Wisdom teaches us to do two things. The first of these things is based upon the second.

  1. Wisdom Teaches us to Fear God.
  2. This is the conclusion of the book of Ecclesiastes. It is also the same "big idea" that is found in the other Wisdom Literature.


    Behold, the fear of the Lord, that is wisdom;
    And to depart from evil is understanding. (Job 28:28).


    The fear of the LORD is the beginning of wisdom;
    A good understanding have all those who do His commandments;
    His praise endures forever. (Psalm 111:10).


    The fear of the LORD is the beginning of knowledge;
    Fools despise wisdom and instruction. (Proverbs 1:7).

  3. Keep His Commandments.

This injunction flows out of the first. The principle is simple. If you truly fear the Lord, then you will desire to keep His commandments. If you really fear God, then you will also fear sin and its consequences.

After Moses had delivered the Ten Commandments in Exodus 20, the people were frightened at the thunder and the lightning flashes and the sound of the trumpet and the smoking mountain. They went to Moses and asked that he might serve as an intermediary so that God would not speak directly to them.

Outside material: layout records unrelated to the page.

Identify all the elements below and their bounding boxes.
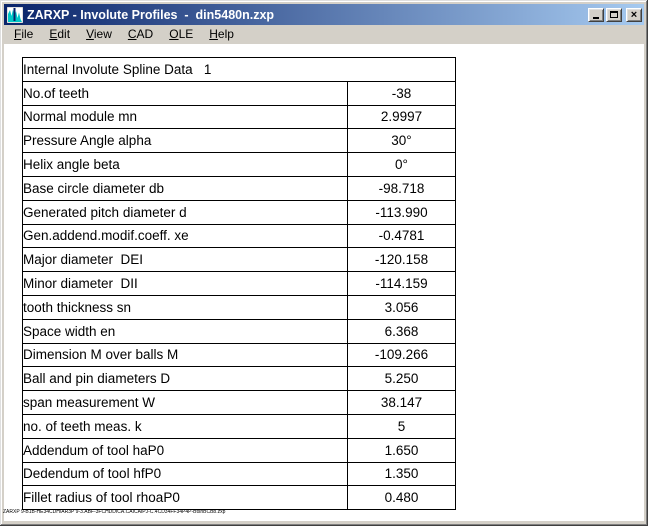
- menu-item-ole[interactable]: OLE: [169, 27, 194, 41]
- row-label: Fillet radius of tool rhoaP0: [22, 485, 348, 511]
- spline-data-table: Internal Involute Spline Data 1 No.of te…: [22, 57, 456, 511]
- menu-item-edit[interactable]: Edit: [49, 27, 71, 41]
- row-label: Minor diameter DII: [22, 271, 348, 296]
- maximize-button[interactable]: [606, 7, 622, 22]
- row-label: Generated pitch diameter d: [22, 199, 348, 225]
- row-value: 38.147: [347, 390, 456, 415]
- table-row: Generated pitch diameter d -113.990: [22, 199, 456, 225]
- table-row: Space width en 6.368: [22, 318, 456, 344]
- row-value: 6.368: [347, 318, 456, 344]
- row-value: 0.480: [347, 485, 456, 511]
- row-value: -109.266: [347, 342, 456, 368]
- table-row: Minor diameter DII -114.159: [22, 271, 456, 296]
- menu-item-cad[interactable]: CAD: [127, 27, 154, 41]
- zarxp-app-icon[interactable]: [6, 6, 24, 23]
- row-value: -113.990: [347, 199, 456, 225]
- row-value: -0.4781: [347, 223, 456, 249]
- table-row: Gen.addend.modif.coeff. xe -0.4781: [22, 223, 456, 249]
- table-row: Normal module mn 2.9997: [22, 104, 456, 130]
- row-value: 5: [347, 413, 456, 439]
- row-label: tooth thickness sn: [22, 294, 348, 320]
- window-title: ZARXP - Involute Profiles - din5480n.zxp: [27, 7, 275, 22]
- menu-item-help[interactable]: Help: [209, 27, 234, 41]
- row-value: -98.718: [347, 175, 456, 201]
- table-row: No.of teeth -38: [22, 80, 456, 106]
- table-row: Dimension M over balls M -109.266: [22, 342, 456, 368]
- row-value: 2.9997: [347, 104, 456, 130]
- row-label: Dimension M over balls M: [22, 342, 348, 368]
- row-label: Dedendum of tool hfP0: [22, 461, 348, 487]
- row-label: span measurement W: [22, 390, 348, 415]
- table-row: Helix angle beta 0°: [22, 152, 456, 177]
- menu-bar: File Edit View CAD OLE Help: [4, 25, 644, 44]
- title-bar[interactable]: ZARXP - Involute Profiles - din5480n.zxp…: [4, 4, 644, 25]
- table-row: span measurement W 38.147: [22, 390, 456, 415]
- close-button[interactable]: ×: [626, 7, 642, 22]
- row-value: -114.159: [347, 271, 456, 296]
- row-value: 3.056: [347, 294, 456, 320]
- row-label: Base circle diameter db: [22, 175, 348, 201]
- row-label: Pressure Angle alpha: [22, 128, 348, 154]
- row-label: no. of teeth meas. k: [22, 413, 348, 439]
- table-title: Internal Involute Spline Data 1: [22, 57, 456, 82]
- row-value: -38: [347, 80, 456, 106]
- row-label: No.of teeth: [22, 80, 348, 106]
- table-row: Major diameter DEI -120.158: [22, 247, 456, 273]
- row-label: Major diameter DEI: [22, 247, 348, 273]
- row-value: -120.158: [347, 247, 456, 273]
- table-row: tooth thickness sn 3.056: [22, 294, 456, 320]
- menu-item-view[interactable]: View: [86, 27, 112, 41]
- table-row: Ball and pin diameters D 5.250: [22, 366, 456, 392]
- minimize-button[interactable]: [588, 7, 604, 22]
- footer-fine-print: ZARXP 9-B1B-HE34CDH/AR3P 9-3.ABF-3FCHDDI…: [3, 509, 226, 515]
- maximize-icon: [610, 11, 618, 18]
- close-icon: ×: [630, 8, 638, 21]
- table-header-row: Internal Involute Spline Data 1: [22, 57, 456, 82]
- row-value: 1.650: [347, 437, 456, 463]
- row-value: 30°: [347, 128, 456, 154]
- row-label: Normal module mn: [22, 104, 348, 130]
- menu-item-file[interactable]: File: [14, 27, 34, 41]
- row-value: 0°: [347, 152, 456, 177]
- row-label: Ball and pin diameters D: [22, 366, 348, 392]
- client-area: Internal Involute Spline Data 1 No.of te…: [4, 44, 644, 521]
- window-controls: ×: [586, 7, 642, 22]
- row-label: Addendum of tool haP0: [22, 437, 348, 463]
- table-row: Base circle diameter db -98.718: [22, 175, 456, 201]
- table-row: Pressure Angle alpha 30°: [22, 128, 456, 154]
- minimize-icon: [593, 17, 599, 19]
- spline-table-body: Internal Involute Spline Data 1 No.of te…: [22, 57, 456, 511]
- table-row: Fillet radius of tool rhoaP0 0.480: [22, 485, 456, 511]
- row-value: 1.350: [347, 461, 456, 487]
- row-label: Gen.addend.modif.coeff. xe: [22, 223, 348, 249]
- row-label: Helix angle beta: [22, 152, 348, 177]
- table-row: Addendum of tool haP0 1.650: [22, 437, 456, 463]
- row-label: Space width en: [22, 318, 348, 344]
- row-value: 5.250: [347, 366, 456, 392]
- table-row: Dedendum of tool hfP0 1.350: [22, 461, 456, 487]
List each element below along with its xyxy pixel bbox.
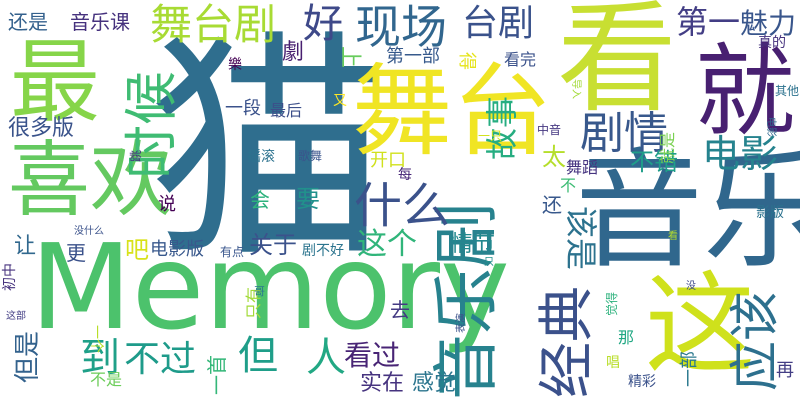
word-zhi: 只 <box>484 257 494 268</box>
word-henduoban: 很多版 <box>8 116 75 141</box>
word-rang: 让 <box>14 234 37 259</box>
word-yige: 一个 <box>88 325 104 353</box>
word-shang: 上 <box>337 45 363 69</box>
word-dan: 但 <box>238 333 278 379</box>
word-hui: 会 <box>250 188 270 212</box>
word-chang: 唱 <box>606 355 620 371</box>
word-hai: 还 <box>542 193 562 217</box>
word-gushi: 故事 <box>483 95 522 161</box>
word-ba: 吧 <box>125 236 149 264</box>
word-wutai: 舞台 <box>352 53 552 170</box>
word-juede: 觉得 <box>605 291 620 317</box>
word-yaogun: 摇滚 <box>247 149 275 165</box>
word-jiu: 就 <box>695 33 795 150</box>
word-shihou: 时候 <box>120 71 183 179</box>
word-mei: 每 <box>398 167 412 183</box>
word-kaikou: 开口 <box>370 150 406 171</box>
word-zhongyin: 中音 <box>537 123 562 137</box>
word-dao: 到 <box>80 335 120 381</box>
word-yiduan: 一段 <box>225 98 261 119</box>
word-wudao: 舞蹈 <box>566 158 599 177</box>
word-shuo: 说 <box>158 194 176 215</box>
word-wutaiju: 舞台剧 <box>150 0 277 49</box>
word-yishou: 一首 <box>205 355 229 395</box>
word-meishenme: 没什么 <box>74 226 104 237</box>
word-buguo: 不过 <box>124 339 197 380</box>
word-mao: 猫 <box>148 10 389 290</box>
word-chuzhong: 初中 <box>2 263 18 291</box>
word-jiushi: 就是 <box>658 131 678 165</box>
word-yingban: 影版 <box>756 205 784 221</box>
word-kanguo: 看过 <box>344 339 401 372</box>
word-zuihou: 最后 <box>270 101 303 120</box>
word-ren: 人 <box>306 335 346 381</box>
word-tai: 太 <box>542 143 566 171</box>
word-na: 那 <box>618 328 635 347</box>
word-dianying-small: 电影 <box>765 117 776 137</box>
word-ge: 哥 <box>254 285 265 298</box>
word-zhe: 这 <box>645 261 755 389</box>
word-yao: 要 <box>296 185 320 213</box>
word-xianchang: 现场 <box>355 0 447 54</box>
word-gewu: 歌舞 <box>298 149 323 163</box>
word-kan: 看 <box>557 0 677 129</box>
word-de: 得 <box>456 52 477 70</box>
word-geng: 更 <box>66 241 86 265</box>
word-daoru: 导入 <box>570 79 581 99</box>
word-xihuan: 喜欢 <box>8 133 173 228</box>
word-biaoyan: 表演 <box>456 313 467 333</box>
word-yizhi: 一只 <box>478 129 503 143</box>
word-meili: 魅力 <box>740 7 797 40</box>
word-youdian: 有点 <box>220 245 245 259</box>
word-yinyueke: 音乐课 <box>70 10 130 34</box>
word-kanwan: 看完 <box>504 50 537 69</box>
word-kan-small: 看 <box>668 231 678 242</box>
word-diyibu: 第一部 <box>386 46 440 67</box>
word-mei2: 没 <box>686 281 696 292</box>
word-jubuhao: 剧不好 <box>302 243 344 259</box>
word-juqing: 剧情 <box>580 108 668 159</box>
word-zai: 再 <box>776 360 794 381</box>
word-haishi: 还是 <box>8 10 48 34</box>
word-shenme: 什么 <box>354 178 451 234</box>
word-guanyu: 关于 <box>249 231 297 259</box>
word-qingjie: 情节 <box>451 232 496 257</box>
word-hao: 好 <box>303 1 343 47</box>
word-danshi: 但是 <box>13 330 44 384</box>
word-shizai: 实在 <box>360 371 405 396</box>
word-yue-trad: 樂 <box>228 57 242 73</box>
word-yinyue: 音乐 <box>575 137 800 286</box>
word-zhebu: 这部 <box>6 311 26 322</box>
word-bushi: 不是 <box>90 370 123 389</box>
word-dianyingban: 电影版 <box>150 239 204 260</box>
word-gaishi: 该是 <box>562 205 601 271</box>
word-bucuo: 不错 <box>630 148 678 176</box>
word-memory: Memory <box>30 218 510 356</box>
word-you: 又 <box>333 93 347 109</box>
word-zui: 最 <box>10 30 100 135</box>
word-qita: 其他 <box>775 84 800 98</box>
word-taiju: 台剧 <box>462 3 535 44</box>
word-yibu: 一部 <box>679 351 700 387</box>
word-jingcai: 精彩 <box>628 374 656 390</box>
word-bu: 不 <box>560 176 577 195</box>
word-ganjue: 感觉 <box>412 371 457 396</box>
word-zhende: 真的 <box>758 35 786 51</box>
word-jingdian: 经典 <box>535 286 600 398</box>
word-zhege: 这个 <box>357 227 417 262</box>
word-diyi: 第一 <box>676 3 741 41</box>
word-tiao: 跳 <box>129 149 144 163</box>
word-yinggai: 应该 <box>726 291 784 391</box>
word-dianying: 电影 <box>702 132 779 176</box>
word-ju-trad: 劇 <box>282 40 305 65</box>
word-qu: 去 <box>390 298 410 322</box>
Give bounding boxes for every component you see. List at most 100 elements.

Then they said to Moses, "Speak to us yourself and we will listen; but let not God speak to us, lest we die."

And Moses said to the people, "Do not be afraid; for God has come in order to test you, and in order that the fear of Him may remain with you, so that you may not sin." (Exodus 20:19-20).

The fear of the Lord is a good thing. This is not a paralyzing fear or a morbid fear. It is a fear that God is very big and that He is sovereign and that He is able to do as He pleases. It is a fear that recognizes our own sin and which therefore drives us to the grace of God.

The reason for this double conclusion is because this applies to every person. This phrase literally reads, "because this is all of man" or "because this is the all of man." The implication is that "this is the whole duty of man." The Westminster Confession captures the same essence of this statement when it says, "This is the chief end of man."



For God will bring every act to judgment, everything which is hidden, whether it is good or evil. (Ecclesiastes 12:14).

The reason that we are to fear God is because He is ultimately our Judge. He is not only our Judge, He is also our Sovereign Judge. The aspect of His sovereignty means that there is nothing that shall escape His judgment. Nothing shall remain hidden, whether good or evil. All shall be judged.

Therefore do not go on passing judgment before the time, but wait until the Lord comes who will both bring to light the things hidden in the darkness and disclose the motives of men's hearts; and then each man's praise will come to him from God. (1 Corinthians 4:5).

We are going to stand before God one day and we sill give an accounting of both our deeds as well as of the intents of our hearts.

The good news for the Christian is that this judgment took place upon the cross. It was there that God's perfect and righteous judgment was poured out upon His only Son. The evil deeds we committed and the evil thoughts we harbored were accounted to Him. While our sins shall not remain hidden, their penalty has been paid.

How blessed is he whose transgression is forgiven,

Whose sin is covered!

How blessed is the man to whom the LORD does not impute iniquity,

And in whose spirit there is no deceit! (Psalm 32:1-2).